Back in the Joel Fitzgibbon regime as Defence Minister, the project was supposed to cost $300M. Recently, a U.S. Government Defence proposal has stated this work would cost up to $1.7B.
This conversion which turns a two-seat F-18F Super Hornet into an electronic jamming F-18G would cost Defence and you the tax-payer $142M per jet. This is almost twice the cost of a new F-18F Super Hornet. A new F-18G costs the U.S. Government around $90-100M each.
Defence, uses the argument that the jamming capability of the F-18G was used successfully in last years fight against Libya. This is a crock. Libya's air defence capability was a joke and will be nothing close to the emerging threat picture in the Pacific Rim. Also, the F-18G is draggy, short-ranged and highly dependent on air-refueling resources.
While the F-18G may be fine to electronically jam older (or "legacy") air defence systems from the Soviet-era, the single-seat F-18E Super Hornet and the two-seat F-18F Super Hornet, in their Block II configuration, can already detect, pin-point and destroy this kind of threat. This includes the fact that the on-board jamming system and towed-decoy of the E and F Super Hornet provide outstanding self-defence capability against older threats.
Defence does not seem to be acting in a responsible manner with our tax dollars in the current budget environment.

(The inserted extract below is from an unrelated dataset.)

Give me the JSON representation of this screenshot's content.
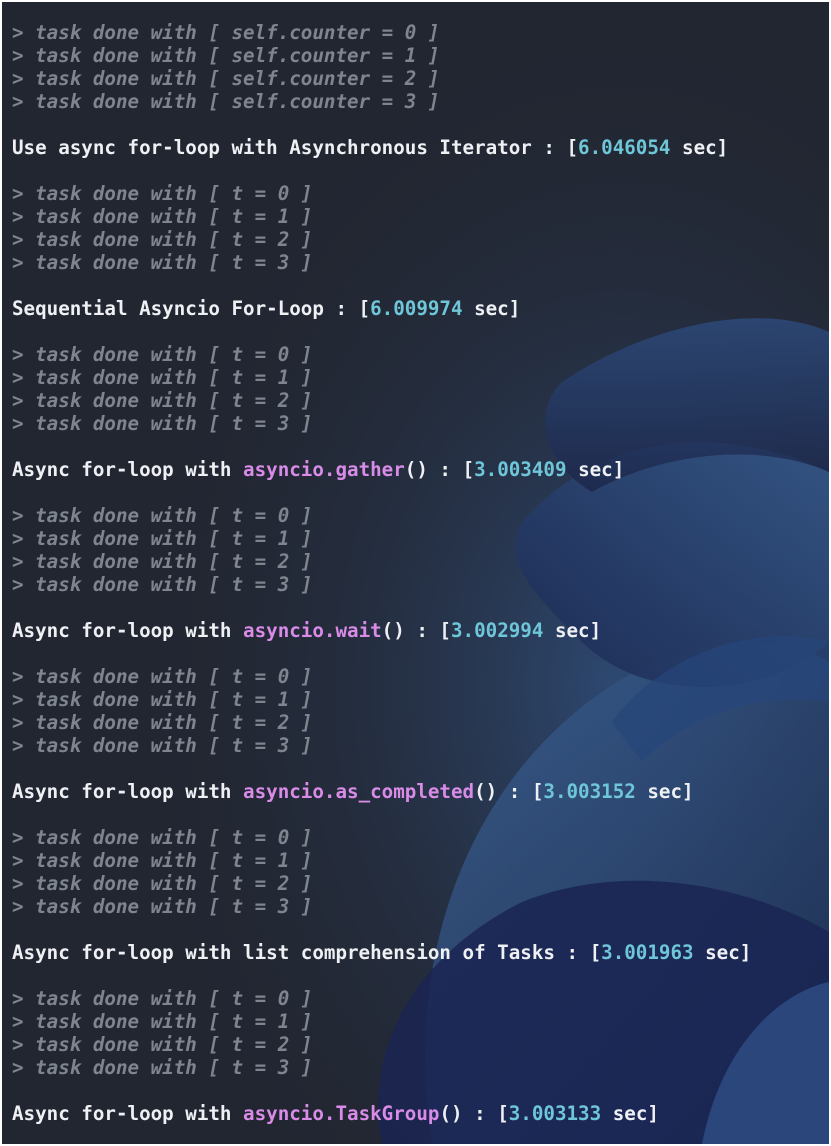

A few days after the federal budget announcement, Defence spent $1.4B for 10 C-27J light airlift aircraft stating they were a Caribou replacement when they were not. The other reason Defence used justify this purchase was that the C-27J gets into more airfields than a C-130. True, but the C-130J's purchased by Defence were justified as "strategic air-lifters". And, while a variety of aircraft can get into more airfields than a C-130J, there was no formal tender for the C-27J against its world-wide competitor, the Airbus C-295.
Using the justification that they have to make ends meet under the new federal budget, Defence has cut funds used to get single enlisted soldiers fighting in Afghanistan home on leave. These troops in a combat theatre will have to pay for their own flights. The general that helped make this decision, can easily afford such flights.